Is it better to treat teenagers with children the same as every other student, or should they have their own special school?
That question lies at the heart of the debate over a proposed high school specifically for teen parents.
If it receives its charter, the New Directions Charter high school in Bed-Stuy would have an enrollment of 300 boys and girls, with free on-site day care for their little ones. The school would open in 2012.
"A lot of times when they go back to the regular school setting, there's a lot of stigmatization," said nonprofit consultant Jacquelyn Wideman. "The goal is for them to perform at the same optimum level as regular high schools."
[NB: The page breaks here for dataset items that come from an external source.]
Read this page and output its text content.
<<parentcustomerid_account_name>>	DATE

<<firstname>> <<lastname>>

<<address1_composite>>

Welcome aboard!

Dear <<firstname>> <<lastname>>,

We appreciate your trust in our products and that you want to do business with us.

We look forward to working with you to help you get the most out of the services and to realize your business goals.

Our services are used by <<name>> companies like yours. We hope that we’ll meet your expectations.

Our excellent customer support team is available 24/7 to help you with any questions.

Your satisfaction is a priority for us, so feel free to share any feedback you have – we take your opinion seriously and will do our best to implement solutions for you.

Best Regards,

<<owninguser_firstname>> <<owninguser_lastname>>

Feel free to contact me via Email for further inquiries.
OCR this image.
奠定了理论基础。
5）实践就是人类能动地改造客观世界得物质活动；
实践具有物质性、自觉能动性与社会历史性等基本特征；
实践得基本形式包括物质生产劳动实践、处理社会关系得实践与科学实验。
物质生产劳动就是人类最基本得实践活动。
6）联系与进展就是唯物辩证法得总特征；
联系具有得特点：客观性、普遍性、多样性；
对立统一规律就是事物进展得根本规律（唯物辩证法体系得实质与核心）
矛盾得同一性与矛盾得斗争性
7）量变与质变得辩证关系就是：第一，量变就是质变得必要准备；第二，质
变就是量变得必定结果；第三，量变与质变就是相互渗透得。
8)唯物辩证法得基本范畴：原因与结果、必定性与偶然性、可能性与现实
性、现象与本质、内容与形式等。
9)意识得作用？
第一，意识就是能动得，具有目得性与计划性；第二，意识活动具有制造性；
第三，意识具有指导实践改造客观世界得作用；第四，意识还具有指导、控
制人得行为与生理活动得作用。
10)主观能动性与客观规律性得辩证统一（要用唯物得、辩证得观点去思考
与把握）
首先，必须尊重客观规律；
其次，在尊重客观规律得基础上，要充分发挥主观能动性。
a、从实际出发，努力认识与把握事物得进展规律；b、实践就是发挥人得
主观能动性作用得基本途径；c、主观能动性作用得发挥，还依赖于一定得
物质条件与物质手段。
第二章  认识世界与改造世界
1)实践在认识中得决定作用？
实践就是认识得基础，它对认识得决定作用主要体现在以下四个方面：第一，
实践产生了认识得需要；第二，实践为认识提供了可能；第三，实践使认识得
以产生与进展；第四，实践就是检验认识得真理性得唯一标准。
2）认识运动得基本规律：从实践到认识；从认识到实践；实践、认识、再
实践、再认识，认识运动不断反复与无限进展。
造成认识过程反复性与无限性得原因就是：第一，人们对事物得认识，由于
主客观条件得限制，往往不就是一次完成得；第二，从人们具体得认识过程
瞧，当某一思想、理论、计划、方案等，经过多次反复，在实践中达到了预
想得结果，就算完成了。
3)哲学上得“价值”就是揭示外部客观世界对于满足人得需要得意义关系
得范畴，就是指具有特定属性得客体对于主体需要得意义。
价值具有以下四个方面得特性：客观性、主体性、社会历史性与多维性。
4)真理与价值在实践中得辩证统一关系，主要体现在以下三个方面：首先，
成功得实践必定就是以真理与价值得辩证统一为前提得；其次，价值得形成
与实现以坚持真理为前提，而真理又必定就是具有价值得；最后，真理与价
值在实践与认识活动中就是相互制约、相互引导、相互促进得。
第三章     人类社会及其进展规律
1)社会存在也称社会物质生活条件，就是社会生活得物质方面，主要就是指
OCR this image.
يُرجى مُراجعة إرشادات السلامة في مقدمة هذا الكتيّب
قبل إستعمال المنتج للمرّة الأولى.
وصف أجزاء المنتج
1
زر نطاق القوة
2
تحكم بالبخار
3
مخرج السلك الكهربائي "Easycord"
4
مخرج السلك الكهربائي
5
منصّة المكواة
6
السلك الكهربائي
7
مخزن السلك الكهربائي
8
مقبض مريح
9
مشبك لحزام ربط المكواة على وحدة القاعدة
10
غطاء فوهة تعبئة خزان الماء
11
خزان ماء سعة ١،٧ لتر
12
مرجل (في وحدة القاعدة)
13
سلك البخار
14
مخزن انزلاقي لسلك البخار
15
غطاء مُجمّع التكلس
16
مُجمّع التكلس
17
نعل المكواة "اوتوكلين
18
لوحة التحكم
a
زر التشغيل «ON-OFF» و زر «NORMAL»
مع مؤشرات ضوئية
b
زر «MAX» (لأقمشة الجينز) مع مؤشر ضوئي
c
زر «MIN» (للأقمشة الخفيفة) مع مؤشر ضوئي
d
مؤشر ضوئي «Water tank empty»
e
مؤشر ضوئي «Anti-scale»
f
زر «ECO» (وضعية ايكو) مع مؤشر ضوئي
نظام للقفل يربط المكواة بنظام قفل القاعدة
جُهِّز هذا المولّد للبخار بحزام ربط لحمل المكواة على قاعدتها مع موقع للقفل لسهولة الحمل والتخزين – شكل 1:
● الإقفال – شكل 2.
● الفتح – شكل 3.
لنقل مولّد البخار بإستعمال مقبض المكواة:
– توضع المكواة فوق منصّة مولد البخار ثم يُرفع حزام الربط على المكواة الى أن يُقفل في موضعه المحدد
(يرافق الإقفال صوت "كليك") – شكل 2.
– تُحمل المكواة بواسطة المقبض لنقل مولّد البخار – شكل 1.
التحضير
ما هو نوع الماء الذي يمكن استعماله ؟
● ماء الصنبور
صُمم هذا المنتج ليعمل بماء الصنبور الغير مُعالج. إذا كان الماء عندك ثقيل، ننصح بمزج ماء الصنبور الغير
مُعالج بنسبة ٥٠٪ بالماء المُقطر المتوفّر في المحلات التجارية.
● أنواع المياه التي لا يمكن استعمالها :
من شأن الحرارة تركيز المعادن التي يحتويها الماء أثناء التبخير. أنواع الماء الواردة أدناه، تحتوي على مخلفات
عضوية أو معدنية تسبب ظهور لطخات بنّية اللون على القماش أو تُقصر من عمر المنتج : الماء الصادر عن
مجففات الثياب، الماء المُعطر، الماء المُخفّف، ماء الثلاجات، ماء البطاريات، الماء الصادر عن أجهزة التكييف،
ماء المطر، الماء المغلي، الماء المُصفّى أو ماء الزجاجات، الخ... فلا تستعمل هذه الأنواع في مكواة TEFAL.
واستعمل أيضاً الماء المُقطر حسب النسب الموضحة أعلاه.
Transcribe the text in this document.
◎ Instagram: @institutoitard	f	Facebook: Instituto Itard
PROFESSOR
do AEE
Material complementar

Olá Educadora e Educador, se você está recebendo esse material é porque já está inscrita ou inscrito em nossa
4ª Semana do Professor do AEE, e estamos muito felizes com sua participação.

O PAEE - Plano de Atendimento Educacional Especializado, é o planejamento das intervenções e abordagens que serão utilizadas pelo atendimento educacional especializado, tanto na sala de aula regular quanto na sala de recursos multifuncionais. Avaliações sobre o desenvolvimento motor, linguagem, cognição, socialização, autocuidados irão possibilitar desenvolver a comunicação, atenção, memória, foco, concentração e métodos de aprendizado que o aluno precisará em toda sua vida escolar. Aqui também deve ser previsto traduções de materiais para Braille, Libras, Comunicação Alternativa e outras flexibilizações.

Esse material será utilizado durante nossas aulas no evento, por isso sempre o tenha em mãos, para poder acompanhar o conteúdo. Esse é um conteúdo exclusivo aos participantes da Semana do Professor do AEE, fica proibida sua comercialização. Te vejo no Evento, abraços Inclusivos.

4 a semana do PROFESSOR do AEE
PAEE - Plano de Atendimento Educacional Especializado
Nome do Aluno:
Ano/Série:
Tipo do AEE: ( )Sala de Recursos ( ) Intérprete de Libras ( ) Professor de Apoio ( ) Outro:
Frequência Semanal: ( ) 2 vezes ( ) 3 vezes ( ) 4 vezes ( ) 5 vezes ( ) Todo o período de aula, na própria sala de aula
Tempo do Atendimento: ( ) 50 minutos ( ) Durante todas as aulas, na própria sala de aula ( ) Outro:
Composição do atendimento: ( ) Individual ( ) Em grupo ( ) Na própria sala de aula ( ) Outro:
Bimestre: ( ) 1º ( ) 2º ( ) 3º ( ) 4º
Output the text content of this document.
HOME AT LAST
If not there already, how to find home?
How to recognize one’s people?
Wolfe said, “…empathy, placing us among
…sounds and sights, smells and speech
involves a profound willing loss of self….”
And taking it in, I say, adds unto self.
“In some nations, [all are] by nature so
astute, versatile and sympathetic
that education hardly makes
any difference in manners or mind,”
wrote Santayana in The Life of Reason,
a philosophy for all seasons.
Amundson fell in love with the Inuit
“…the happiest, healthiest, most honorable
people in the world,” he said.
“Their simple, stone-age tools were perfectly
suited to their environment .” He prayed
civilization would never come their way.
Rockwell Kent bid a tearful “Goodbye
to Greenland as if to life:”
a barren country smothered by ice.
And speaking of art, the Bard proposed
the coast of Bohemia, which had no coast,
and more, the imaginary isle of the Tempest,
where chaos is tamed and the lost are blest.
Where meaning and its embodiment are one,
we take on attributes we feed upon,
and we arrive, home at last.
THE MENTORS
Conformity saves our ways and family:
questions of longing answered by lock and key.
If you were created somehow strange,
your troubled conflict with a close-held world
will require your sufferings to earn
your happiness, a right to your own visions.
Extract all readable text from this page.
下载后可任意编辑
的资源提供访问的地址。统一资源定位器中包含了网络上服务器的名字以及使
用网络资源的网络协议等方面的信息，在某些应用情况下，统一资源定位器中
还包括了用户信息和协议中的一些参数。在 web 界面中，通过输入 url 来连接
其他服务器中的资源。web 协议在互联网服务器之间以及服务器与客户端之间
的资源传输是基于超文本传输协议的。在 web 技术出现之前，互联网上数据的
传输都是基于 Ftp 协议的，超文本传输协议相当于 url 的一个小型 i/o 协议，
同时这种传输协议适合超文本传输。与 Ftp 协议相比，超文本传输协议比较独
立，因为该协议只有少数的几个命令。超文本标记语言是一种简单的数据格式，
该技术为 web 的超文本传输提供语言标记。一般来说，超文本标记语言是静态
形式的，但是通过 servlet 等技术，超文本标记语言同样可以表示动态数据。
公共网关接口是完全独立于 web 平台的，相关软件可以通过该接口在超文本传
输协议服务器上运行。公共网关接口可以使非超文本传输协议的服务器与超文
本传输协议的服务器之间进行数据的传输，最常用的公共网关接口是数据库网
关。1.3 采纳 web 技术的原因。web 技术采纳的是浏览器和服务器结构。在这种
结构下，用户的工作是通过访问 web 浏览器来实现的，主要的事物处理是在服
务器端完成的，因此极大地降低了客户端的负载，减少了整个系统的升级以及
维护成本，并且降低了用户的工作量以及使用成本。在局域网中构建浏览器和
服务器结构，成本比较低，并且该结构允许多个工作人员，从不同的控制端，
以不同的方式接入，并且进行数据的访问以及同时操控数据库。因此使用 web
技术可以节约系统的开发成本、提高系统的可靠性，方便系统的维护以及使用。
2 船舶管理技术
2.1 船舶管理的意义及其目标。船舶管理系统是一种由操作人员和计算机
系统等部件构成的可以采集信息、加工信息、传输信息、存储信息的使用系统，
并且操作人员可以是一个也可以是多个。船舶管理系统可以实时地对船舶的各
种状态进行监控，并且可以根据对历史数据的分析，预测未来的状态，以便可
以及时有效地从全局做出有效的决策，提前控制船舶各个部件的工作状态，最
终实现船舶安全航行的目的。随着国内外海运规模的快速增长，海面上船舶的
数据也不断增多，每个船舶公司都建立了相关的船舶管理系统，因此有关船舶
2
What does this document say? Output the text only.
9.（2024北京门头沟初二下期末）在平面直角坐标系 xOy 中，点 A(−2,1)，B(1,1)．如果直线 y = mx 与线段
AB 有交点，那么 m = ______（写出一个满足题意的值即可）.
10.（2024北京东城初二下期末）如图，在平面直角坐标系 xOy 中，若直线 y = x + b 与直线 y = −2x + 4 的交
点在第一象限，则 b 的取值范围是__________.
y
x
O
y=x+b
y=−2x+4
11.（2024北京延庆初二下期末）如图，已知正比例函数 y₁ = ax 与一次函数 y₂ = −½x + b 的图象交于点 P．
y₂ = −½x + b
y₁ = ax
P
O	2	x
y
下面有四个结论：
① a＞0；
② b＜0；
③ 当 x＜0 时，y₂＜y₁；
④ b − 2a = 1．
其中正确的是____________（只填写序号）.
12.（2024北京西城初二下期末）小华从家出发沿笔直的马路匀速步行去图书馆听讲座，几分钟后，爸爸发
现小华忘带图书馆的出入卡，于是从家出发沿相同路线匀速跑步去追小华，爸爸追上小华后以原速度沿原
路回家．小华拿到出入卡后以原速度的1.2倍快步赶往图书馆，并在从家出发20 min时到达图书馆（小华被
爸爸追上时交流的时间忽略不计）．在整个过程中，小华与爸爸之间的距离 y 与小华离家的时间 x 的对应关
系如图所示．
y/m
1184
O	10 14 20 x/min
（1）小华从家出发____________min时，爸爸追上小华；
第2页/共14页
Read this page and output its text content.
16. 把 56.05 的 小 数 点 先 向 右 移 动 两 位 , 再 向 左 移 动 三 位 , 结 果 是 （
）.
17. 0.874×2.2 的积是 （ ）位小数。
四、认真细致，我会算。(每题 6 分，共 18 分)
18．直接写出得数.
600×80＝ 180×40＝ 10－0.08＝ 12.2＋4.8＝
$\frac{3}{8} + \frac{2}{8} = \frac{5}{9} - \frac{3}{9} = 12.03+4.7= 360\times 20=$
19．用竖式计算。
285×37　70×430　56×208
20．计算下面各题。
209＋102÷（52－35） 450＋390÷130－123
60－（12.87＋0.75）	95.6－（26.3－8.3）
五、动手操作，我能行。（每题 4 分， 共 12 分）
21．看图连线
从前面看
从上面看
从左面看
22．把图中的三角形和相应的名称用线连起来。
Close to 7,700 girls between 15 and 19 gave birth in the city in 2009. Most of those babies were born in Brooklyn and the Bronx.
The New York Post points out that the city closed its last four high schools for teenage moms in 2007 because of poor attendance levels and "low levels of credit accumulation among students."
The paper also said the teenage-parents-only high school model has largely disappeared in the rest of the country.
Benita Miller, executive director of Brooklyn Young Mothers Collective, is skeptical of the need for the school.
"I don't think that we should be creating schools that segregate young women or men based on their parenting status," Miller said. "We don't need them to graduate as good mothers -- we need them to graduate as educated young women who can head to college."